The bill, dubbed the Pandemic Risk Insurance Act (PRIA), was proposed by Democrat Representative Maxine Waters. The PRIA has been modeled after a similar measure, the Terrorism Risk Insurance Act (TRIA), which capped the total amount insurers have to pay for claims related to a terrorist act at $100 billion per year. For every $100 billion, they pay out 20% of their direct earned premiums as a deductible, then pay 20% of the remaining amount in excess of this deductible. The government then pays the rest.
PRIA does not have a set cap yet, but it would likely have to be larger given the scale of the COVID-19 outbreak.
Regardless of the cap, analysts are concerned that the bill would endanger the stock market.
In an interview with The Financial Times, Mactavish CEO Bruce Hepburn warned that insurers could hold a “fire-sale” of stocks if there is a lack of support for the sector. He added that insurers in recent years had increased their riskier asset classes, as their traditional investments in low risk corporate and sovereign bonds returned low yields. The insurance and risk analytics chief executive also cautioned that the overall impact of COVID-19 on the insurance sector “could be more devastating than 9/11.”

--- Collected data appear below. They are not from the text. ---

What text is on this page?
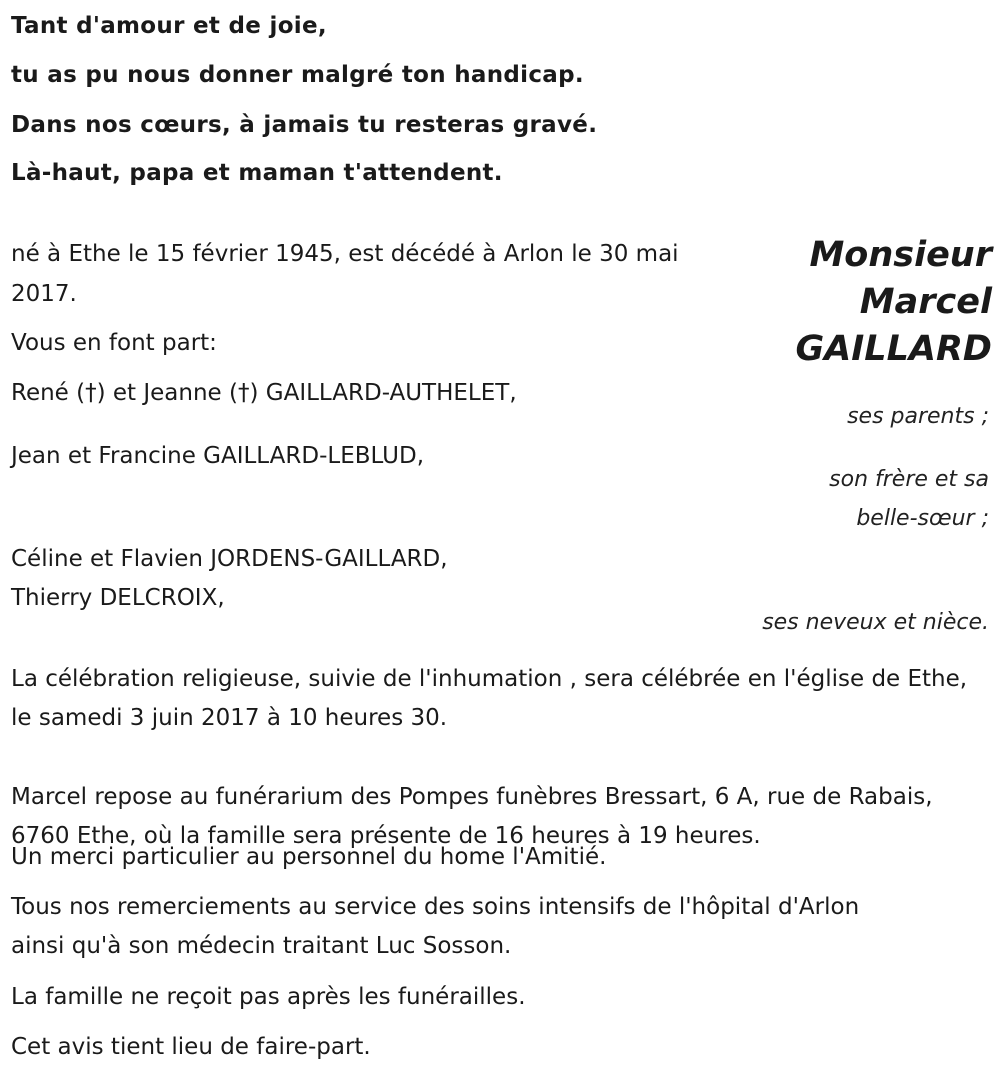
Tant d'amour et de joie,
tu as pu nous donner malgré ton handicap.
Dans nos cœurs, à jamais tu resteras gravé.
Là-haut, papa et maman t'attendent.
Monsieur
Marcel
GAILLARD
né à Ethe le 15 février 1945, est décédé à Arlon le 30 mai 2017.
Vous en font part:
René (†) et Jeanne (†) GAILLARD-AUTHELET,
Jean et Francine GAILLARD-LEBLUD,
Céline et Flavien JORDENS-GAILLARD,
Thierry DELCROIX,
ses parents ;
son frère et sa
belle-sœur ;
ses neveux et nièce.
La célébration religieuse, suivie de l'inhumation , sera célébrée en l'église de Ethe, le samedi 3 juin 2017 à 10 heures 30.
Marcel repose au funérarium des Pompes funèbres Bressart, 6 A, rue de Rabais, 6760 Ethe, où la famille sera présente de 16 heures à 19 heures.
Un merci particulier au personnel du home l'Amitié.
Tous nos remerciements au service des soins intensifs de l'hôpital d'Arlon ainsi qu'à son médecin traitant Luc Sosson.
La famille ne reçoit pas après les funérailles.
Cet avis tient lieu de faire-part.
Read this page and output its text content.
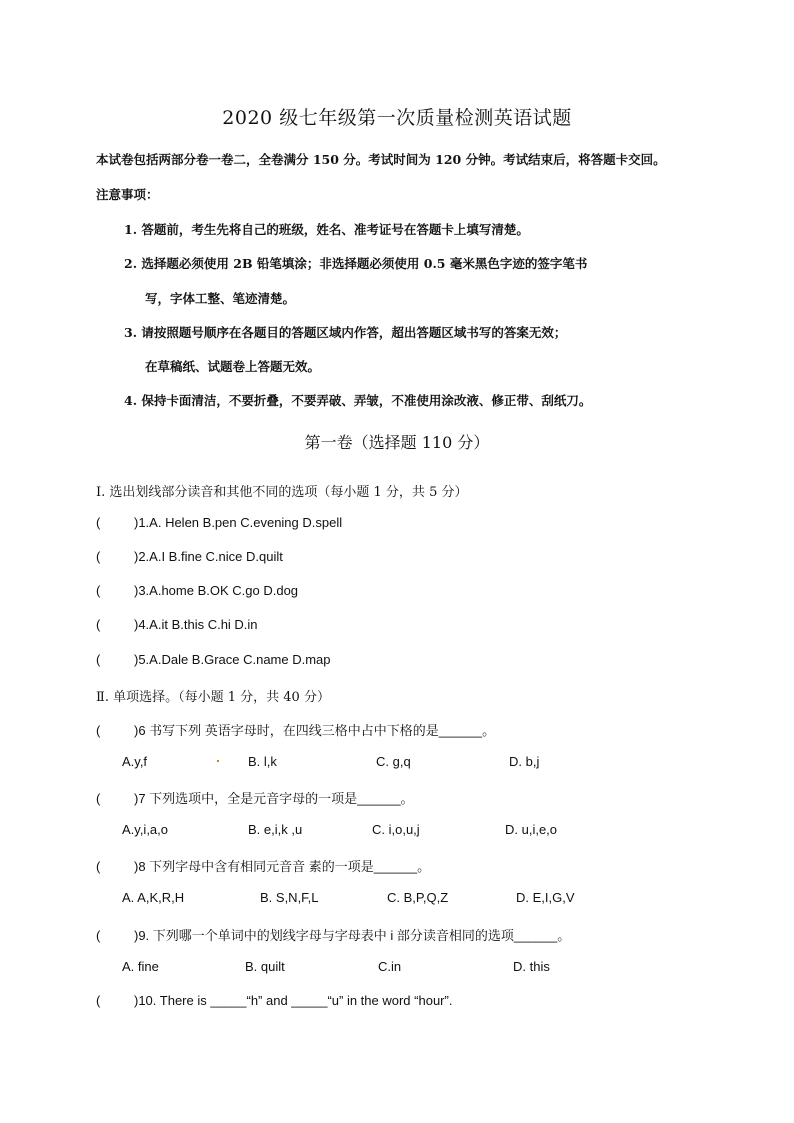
2020 级七年级第一次质量检测英语试题
本试卷包括两部分卷一卷二，全卷满分 150 分。考试时间为 120 分钟。考试结束后，将答题卡交回。
注意事项：
1. 答题前，考生先将自己的班级，姓名、准考证号在答题卡上填写清楚。
2. 选择题必须使用 2B 铅笔填涂；非选择题必须使用 0.5 毫米黑色字迹的签字笔书
写，字体工整、笔迹清楚。
3. 请按照题号顺序在各题目的答题区域内作答，超出答题区域书写的答案无效；
在草稿纸、试题卷上答题无效。
4. 保持卡面清洁，不要折叠，不要弄破、弄皱，不准使用涂改液、修正带、刮纸刀。
第一卷（选择题 110 分）
Ⅰ. 选出划线部分读音和其他不同的选项（每小题 1 分，共 5 分）
(	)1.A. Helen B.pen C.evening D.spell
(	)2.A.I B.fine C.nice D.quilt
(	)3.A.home B.OK C.go D.dog
(	)4.A.it B.this C.hi D.in
(	)5.A.Dale B.Grace C.name D.map
Ⅱ. 单项选择。（每小题 1 分，共 40 分）
(	)6 书写下列 英语字母时，在四线三格中占中下格的是______。
A.y,f	B. l,k	C. g,q	D. b,j
(	)7 下列选项中，全是元音字母的一项是______。
A.y,i,a,o	B. e,i,k ,u	C. i,o,u,j	D. u,i,e,o
(	)8 下列字母中含有相同元音音 素的一项是______。
A. A,K,R,H	B. S,N,F,L	C. B,P,Q,Z	D. E,I,G,V
(	)9. 下列哪一个单词中的划线字母与字母表中 i 部分读音相同的选项______。
A. fine	B. quilt	C.in	D. this
(	)10. There is _____“h” and _____“u” in the word “hour”.
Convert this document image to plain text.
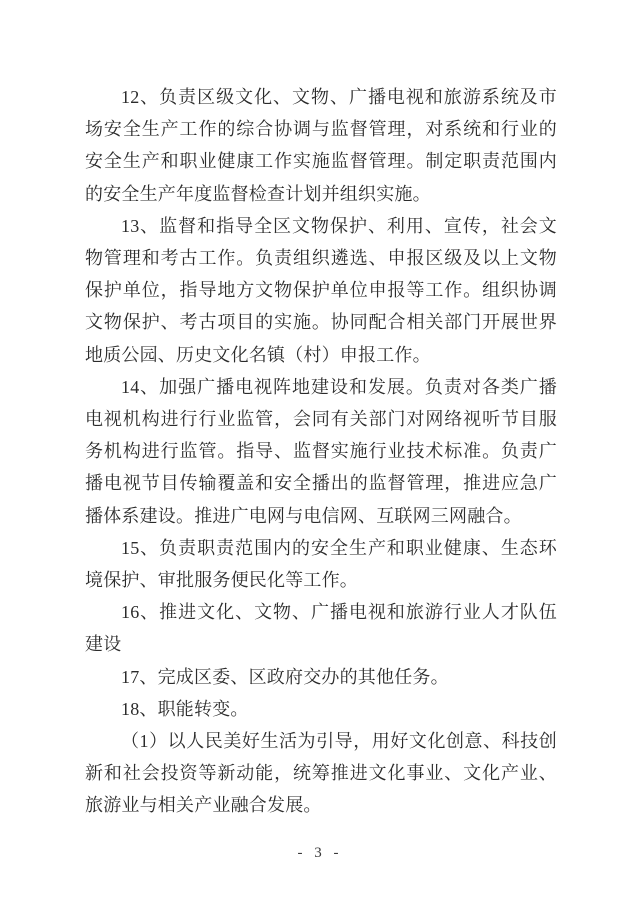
12、负责区级文化、文物、广播电视和旅游系统及市场安全生产工作的综合协调与监督管理，对系统和行业的安全生产和职业健康工作实施监督管理。制定职责范围内的安全生产年度监督检查计划并组织实施。

13、监督和指导全区文物保护、利用、宣传，社会文物管理和考古工作。负责组织遴选、申报区级及以上文物保护单位，指导地方文物保护单位申报等工作。组织协调文物保护、考古项目的实施。协同配合相关部门开展世界地质公园、历史文化名镇（村）申报工作。

14、加强广播电视阵地建设和发展。负责对各类广播电视机构进行行业监管，会同有关部门对网络视听节目服务机构进行监管。指导、监督实施行业技术标准。负责广播电视节目传输覆盖和安全播出的监督管理，推进应急广播体系建设。推进广电网与电信网、互联网三网融合。

15、负责职责范围内的安全生产和职业健康、生态环境保护、审批服务便民化等工作。

16、推进文化、文物、广播电视和旅游行业人才队伍建设

17、完成区委、区政府交办的其他任务。

18、职能转变。

（1）以人民美好生活为引导，用好文化创意、科技创新和社会投资等新动能，统筹推进文化事业、文化产业、旅游业与相关产业融合发展。

- 3 -
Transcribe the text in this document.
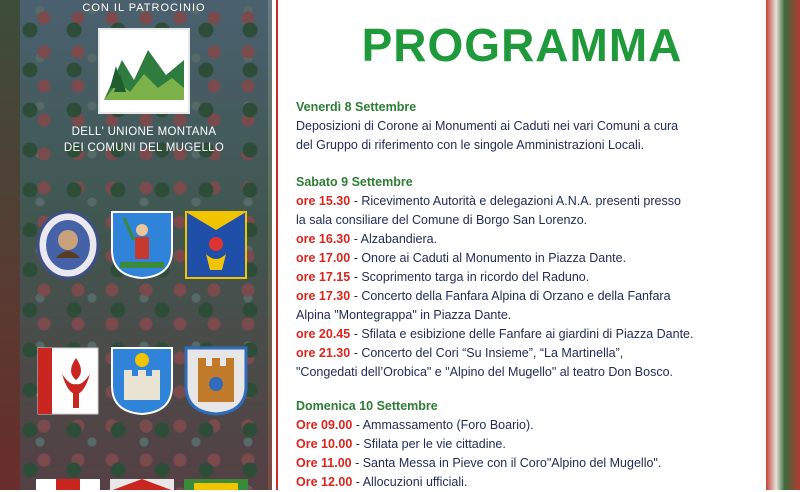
CON IL PATROCINIO
DELL' UNIONE MONTANA
DEI COMUNI DEL MUGELLO
PROGRAMMA
Venerdì 8 Settembre
Deposizioni di Corone ai Monumenti ai Caduti nei vari Comuni a cura
del Gruppo di riferimento con le singole Amministrazioni Locali.
Sabato 9 Settembre
ore 15.30 - Ricevimento Autorità e delegazioni A.N.A. presenti presso
la sala consiliare del Comune di Borgo San Lorenzo.
ore 16.30 - Alzabandiera.
ore 17.00 - Onore ai Caduti al Monumento in Piazza Dante.
ore 17.15 - Scoprimento targa in ricordo del Raduno.
ore 17.30 - Concerto della Fanfara Alpina di Orzano e della Fanfara
Alpina "Montegrappa" in Piazza Dante.
ore 20.45 - Sfilata e esibizione delle Fanfare ai giardini di Piazza Dante.
ore 21.30 - Concerto del Cori “Su Insieme”, “La Martinella”,
"Congedati dell’Orobica" e "Alpino del Mugello" al teatro Don Bosco.
Domenica 10 Settembre
Ore 09.00 - Ammassamento (Foro Boario).
Ore 10.00 - Sfilata per le vie cittadine.
Ore 11.00 - Santa Messa in Pieve con il Coro"Alpino del Mugello".
Ore 12.00 - Allocuzioni ufficiali.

Many major US insurers are also sizeable investors in the US stock market, such as Berkshire Hathaway. According to CNBC, the insurer, as of April 06, 2020, had a stock portfolio worth about $166 billion.
CCN reported that if Berkshire Hathaway and other similar major insurers were forced to sell off their shares, the impact could be devastating. The news portal warned that the stock market could be looking at a repeat of what happened on March 12, 2020 – its worst day since 1987.